2019: Jul 1 – Dec 31

Copyright

Totals for this time period

  • Total notices received4,851
  • Percentage of notices where some or all content was removed27%
  • Counter notices received11
Total notices received Percentage of notices where some or all content was removed Percentage of notices rejected as incomplete Percentage of notices rejected as abusive Counter notices received
July 913  25%  64%  9% 1
August 781  25%  67%  7% 0
September 866  19%  72%  9% 2
October 1125  36%  58%  5% 4
November 545  27%  67%  5% 4
December 621  24%  66%  11% 0
TOTAL 4,851  27%  65%  8% 11

Notes

  • The table above indicates the number of copyright infringement notices we received during each month of the reporting period. Each notice may cover more than one site and/or piece of content. Some notices identify dozens of allegedly infringing materials. In the future, we’ll aim to provide more specific data on the number of sites affected and items removed, as those numbers are substantially greater and more accurately represent the impact of DMCA notices than the number of individual notices received.
  • The “percentage of notices where some or all content was removed” includes those notices which were formally complete, but the site was suspended for a separate violation of the WordPress.com Terms of Service (spam or warez sites, for example). If we instead counted these as rejected notices, the “percentage of notices where some or all content was removed” would be much lower.
  • We carefully review each notice to ensure it’s formally complete, and includes all information required by the DMCA, before taking action. Notices that don’t meet the requirements of the statute are included in “notices rejected as incomplete.”
  • We also may decline to remove content if a notice is abusive. “Abusive” notices may be formally complete, but are directed at fair use of content, material that isn’t copyrightable, or content the complaining party misrepresents ownership of a copyright. You can see some examples of notices we’ve rejected on grounds of abuse in our Hall of Shame.
  • We forward all formally complete notices to users, regardless of whether we process them.
  • Under the DMCA, a user can formally challenge a notice of copyright infringement by submitting a counter notice. When we receive a counter notice, we forward a copy to the individual who submitted the original DMCA notice and restore access to the content if no further action is taken. During this reporting period, only 1% of the valid DMCA notices we received were later subject to a counter notice.

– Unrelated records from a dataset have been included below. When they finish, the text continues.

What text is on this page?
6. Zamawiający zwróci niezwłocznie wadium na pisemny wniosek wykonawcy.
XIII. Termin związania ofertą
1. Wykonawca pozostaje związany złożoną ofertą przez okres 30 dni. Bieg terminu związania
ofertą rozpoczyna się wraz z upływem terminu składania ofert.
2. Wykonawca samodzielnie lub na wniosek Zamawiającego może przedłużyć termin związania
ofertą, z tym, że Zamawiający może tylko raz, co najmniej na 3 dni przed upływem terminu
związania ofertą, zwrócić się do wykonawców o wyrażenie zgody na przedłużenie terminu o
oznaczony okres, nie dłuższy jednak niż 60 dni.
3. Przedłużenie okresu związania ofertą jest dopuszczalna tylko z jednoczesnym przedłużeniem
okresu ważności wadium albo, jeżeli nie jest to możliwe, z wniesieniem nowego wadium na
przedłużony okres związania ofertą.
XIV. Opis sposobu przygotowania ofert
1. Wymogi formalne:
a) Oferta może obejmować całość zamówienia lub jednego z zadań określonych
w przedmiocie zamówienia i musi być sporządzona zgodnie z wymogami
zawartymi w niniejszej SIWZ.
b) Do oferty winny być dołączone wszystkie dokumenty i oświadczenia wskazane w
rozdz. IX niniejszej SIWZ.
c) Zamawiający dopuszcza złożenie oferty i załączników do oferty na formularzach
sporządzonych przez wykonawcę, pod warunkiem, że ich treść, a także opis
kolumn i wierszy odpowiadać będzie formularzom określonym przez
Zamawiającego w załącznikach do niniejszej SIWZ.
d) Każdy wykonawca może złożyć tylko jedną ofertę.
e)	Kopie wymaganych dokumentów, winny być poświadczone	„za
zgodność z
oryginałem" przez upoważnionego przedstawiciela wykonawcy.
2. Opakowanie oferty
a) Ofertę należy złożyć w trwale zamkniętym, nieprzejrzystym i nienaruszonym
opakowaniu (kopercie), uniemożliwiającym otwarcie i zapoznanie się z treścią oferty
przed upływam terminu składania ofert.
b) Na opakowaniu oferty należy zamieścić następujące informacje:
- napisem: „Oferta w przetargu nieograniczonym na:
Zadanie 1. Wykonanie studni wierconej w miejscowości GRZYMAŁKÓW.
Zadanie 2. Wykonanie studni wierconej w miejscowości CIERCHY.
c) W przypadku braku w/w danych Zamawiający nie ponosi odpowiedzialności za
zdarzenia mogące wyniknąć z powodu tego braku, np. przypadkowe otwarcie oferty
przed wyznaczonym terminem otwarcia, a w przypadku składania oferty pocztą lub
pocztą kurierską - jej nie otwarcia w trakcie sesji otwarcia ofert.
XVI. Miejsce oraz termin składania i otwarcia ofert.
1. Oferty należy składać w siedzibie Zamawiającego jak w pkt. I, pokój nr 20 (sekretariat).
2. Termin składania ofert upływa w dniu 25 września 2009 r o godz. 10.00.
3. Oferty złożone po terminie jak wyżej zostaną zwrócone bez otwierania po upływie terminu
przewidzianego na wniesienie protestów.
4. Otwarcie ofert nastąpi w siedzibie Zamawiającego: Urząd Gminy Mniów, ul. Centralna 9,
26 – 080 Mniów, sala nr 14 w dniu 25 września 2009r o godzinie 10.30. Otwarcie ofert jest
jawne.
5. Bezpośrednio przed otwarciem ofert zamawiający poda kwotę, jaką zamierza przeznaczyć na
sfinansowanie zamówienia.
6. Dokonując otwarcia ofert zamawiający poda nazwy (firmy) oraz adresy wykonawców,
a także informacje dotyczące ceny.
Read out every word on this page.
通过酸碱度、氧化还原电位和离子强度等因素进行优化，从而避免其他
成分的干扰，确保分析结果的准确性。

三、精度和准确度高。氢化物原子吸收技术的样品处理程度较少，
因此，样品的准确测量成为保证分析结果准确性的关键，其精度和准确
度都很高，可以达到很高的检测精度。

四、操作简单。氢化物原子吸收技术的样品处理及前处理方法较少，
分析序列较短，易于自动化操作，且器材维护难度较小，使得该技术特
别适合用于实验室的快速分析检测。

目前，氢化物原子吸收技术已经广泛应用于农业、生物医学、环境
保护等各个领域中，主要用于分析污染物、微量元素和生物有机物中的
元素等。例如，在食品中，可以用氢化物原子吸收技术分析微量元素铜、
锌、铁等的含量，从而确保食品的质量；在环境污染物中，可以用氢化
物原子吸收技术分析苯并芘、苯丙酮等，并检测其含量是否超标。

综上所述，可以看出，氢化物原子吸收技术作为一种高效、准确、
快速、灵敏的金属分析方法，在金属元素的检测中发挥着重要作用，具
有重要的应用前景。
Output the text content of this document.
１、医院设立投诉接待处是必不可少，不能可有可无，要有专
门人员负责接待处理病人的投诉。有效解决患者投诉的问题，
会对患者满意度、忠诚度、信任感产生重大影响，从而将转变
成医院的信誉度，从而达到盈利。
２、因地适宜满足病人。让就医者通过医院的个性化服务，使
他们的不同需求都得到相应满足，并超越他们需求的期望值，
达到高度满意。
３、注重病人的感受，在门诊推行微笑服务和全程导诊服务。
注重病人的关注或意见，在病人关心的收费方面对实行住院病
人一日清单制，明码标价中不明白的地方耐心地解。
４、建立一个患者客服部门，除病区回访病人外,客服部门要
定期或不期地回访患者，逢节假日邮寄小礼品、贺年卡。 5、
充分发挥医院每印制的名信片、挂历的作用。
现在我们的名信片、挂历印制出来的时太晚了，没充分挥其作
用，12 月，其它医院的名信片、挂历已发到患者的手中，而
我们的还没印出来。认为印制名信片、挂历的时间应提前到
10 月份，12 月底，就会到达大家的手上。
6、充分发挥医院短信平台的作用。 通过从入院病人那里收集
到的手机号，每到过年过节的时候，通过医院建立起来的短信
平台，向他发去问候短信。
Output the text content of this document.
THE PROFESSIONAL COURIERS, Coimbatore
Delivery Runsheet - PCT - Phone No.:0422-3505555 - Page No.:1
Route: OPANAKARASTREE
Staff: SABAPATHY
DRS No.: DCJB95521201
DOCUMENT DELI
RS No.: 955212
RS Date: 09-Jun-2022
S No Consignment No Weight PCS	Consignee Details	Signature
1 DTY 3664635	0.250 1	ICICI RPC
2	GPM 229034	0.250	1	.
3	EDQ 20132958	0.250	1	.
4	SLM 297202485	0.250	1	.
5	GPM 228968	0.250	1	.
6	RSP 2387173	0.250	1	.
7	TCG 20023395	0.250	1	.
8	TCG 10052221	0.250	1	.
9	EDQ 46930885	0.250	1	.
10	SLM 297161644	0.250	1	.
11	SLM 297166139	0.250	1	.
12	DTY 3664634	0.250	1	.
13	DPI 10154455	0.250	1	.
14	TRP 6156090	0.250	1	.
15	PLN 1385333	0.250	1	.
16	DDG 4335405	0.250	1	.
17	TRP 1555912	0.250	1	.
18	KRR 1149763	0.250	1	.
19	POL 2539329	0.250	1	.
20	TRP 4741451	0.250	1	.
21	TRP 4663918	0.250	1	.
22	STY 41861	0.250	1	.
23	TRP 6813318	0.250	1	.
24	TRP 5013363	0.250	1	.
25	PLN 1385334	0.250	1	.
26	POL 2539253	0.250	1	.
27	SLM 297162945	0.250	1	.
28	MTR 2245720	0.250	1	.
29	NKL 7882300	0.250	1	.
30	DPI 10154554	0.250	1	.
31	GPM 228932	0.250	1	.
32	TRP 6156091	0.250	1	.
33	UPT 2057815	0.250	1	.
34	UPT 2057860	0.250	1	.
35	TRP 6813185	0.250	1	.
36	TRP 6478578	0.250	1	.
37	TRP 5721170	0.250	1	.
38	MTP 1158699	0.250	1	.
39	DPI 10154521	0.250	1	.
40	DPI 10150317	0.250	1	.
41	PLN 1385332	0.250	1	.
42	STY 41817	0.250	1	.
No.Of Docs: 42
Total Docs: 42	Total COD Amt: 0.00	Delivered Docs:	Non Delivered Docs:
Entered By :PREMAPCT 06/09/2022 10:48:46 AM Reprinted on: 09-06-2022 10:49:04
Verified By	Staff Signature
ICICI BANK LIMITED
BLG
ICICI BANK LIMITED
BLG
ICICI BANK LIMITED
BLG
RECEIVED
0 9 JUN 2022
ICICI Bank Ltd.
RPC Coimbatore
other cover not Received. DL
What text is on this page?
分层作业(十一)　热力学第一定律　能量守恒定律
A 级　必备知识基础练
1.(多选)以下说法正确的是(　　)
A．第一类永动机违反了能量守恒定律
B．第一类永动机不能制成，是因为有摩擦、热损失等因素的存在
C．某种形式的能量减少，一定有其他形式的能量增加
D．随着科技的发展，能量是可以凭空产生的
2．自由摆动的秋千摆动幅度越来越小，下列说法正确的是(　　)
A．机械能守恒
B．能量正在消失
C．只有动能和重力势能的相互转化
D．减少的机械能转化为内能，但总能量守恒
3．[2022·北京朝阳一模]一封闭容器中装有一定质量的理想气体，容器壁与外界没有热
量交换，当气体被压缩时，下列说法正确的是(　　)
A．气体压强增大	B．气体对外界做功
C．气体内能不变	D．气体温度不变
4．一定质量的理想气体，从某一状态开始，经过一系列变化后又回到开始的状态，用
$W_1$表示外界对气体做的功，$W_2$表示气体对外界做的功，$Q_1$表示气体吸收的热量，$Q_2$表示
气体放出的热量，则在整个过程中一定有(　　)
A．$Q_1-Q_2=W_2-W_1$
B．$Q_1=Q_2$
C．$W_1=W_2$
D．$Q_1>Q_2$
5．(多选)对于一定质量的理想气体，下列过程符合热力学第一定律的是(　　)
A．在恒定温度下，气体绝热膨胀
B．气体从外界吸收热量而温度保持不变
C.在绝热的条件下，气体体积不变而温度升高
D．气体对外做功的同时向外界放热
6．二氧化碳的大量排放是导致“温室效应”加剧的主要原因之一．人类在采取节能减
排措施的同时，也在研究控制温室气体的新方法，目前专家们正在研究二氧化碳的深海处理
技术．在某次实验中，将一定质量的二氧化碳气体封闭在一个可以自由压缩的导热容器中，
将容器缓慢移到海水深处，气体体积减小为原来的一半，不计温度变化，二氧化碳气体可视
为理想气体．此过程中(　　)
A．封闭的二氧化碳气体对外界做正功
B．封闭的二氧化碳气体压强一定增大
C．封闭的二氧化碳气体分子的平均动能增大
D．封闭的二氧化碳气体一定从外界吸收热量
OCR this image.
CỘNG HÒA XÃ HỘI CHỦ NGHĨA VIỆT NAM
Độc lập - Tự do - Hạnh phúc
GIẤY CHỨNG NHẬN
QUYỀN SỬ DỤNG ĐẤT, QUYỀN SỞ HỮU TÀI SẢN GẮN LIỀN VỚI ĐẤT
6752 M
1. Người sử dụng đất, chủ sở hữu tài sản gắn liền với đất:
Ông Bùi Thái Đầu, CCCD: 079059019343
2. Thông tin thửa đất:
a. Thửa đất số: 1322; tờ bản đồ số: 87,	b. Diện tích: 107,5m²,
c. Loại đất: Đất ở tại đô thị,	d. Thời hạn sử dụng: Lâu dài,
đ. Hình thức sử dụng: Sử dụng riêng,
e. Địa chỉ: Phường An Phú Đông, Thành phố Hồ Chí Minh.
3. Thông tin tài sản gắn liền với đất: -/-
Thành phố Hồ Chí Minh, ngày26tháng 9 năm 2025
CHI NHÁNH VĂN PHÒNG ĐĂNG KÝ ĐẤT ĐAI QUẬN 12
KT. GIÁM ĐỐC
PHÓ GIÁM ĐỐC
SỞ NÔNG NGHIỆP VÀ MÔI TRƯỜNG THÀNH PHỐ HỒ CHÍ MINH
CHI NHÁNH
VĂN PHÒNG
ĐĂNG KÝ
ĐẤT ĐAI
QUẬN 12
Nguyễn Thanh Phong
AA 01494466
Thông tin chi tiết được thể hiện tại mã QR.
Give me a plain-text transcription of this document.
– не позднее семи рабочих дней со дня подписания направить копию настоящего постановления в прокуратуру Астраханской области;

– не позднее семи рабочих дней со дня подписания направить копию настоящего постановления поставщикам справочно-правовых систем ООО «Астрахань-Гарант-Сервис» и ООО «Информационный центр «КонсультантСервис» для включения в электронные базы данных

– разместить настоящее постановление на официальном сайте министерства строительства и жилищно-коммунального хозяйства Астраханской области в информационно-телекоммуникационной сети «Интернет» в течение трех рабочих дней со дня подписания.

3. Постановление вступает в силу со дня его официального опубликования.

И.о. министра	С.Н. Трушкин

Top Complainants (Jul – Dec 2019)

Reporting Organizations Number of Notices
Attributor 527
Right Blaster 315
Backgrid USA, Inc. 305
Comeso 211
3antS Development & Strategies S.L. 201
IFPI 197
Athletia Sports 122
BPI (British Recorded Music Industry) 114
Faisal Khan 110
DigiGuardians 74

Notes

The numbers above represent the total notices submitted by different organizations over the relevant period. These are grouped by the originating e-mail address, and so the total number of notices submitted per copyright holder may be greater than shown above if multiple e-mail addresses were used for the submissions – though we do our best to group complainants together. Please note that the notices received may be sent on behalf of a number of different copyright holders utilising a shared third party agent, and relate to a number of different websites.

Trademark

Totals for this time period

  • Number of notices received338
  • Percentage of notices where some or all content was removed12%
  • Number of unique complainants184
Number of notices received Number of notices where some or all content was removed Percentage of requests where some or all content was removed
July 58 13  22%
August 56 3  5%
September 52 2  4%
October 69 11  16%
November 44 5  11%
December 59 5  8%
TOTAL 338 39  12%

Notes

  • Unlike the DMCA for copyright infringement, there isn’t a statutory prescribed process for notice/take-down of alleged trademark infringement, nor is there a statutory safe harbor for hosting alleged TM infringement.
  • For each report of trademark infringement we receive, we evaluate whether or not the trademark is used in an infringing manner.
  • Simply referencing a company, brand, product, or service in a WordPress.com post does not constitute infringement. Anyone is free to use a trademark if it’s necessary to identify a company, brand or product for the purposes of criticism or commentary.
  • Most of the infringement allegations we see are from trademark owners attempting to censor a user’s comments or criticisms of their brands or companies. We reject these complaints and forward them on to users so that they can make fully informed decisions regarding the content.
  • “Percentage of requests where some or all content was removed” does not include cases where content was removed for violating our Terms of Service. For example, after viewing the site, we may remove it for reasons relating to spam regardless of the validity of the trademark claim.
  • Unique complainants are grouped by the complainant’s e-mail address, and so the total number of notices submitted per unique trademark may differ.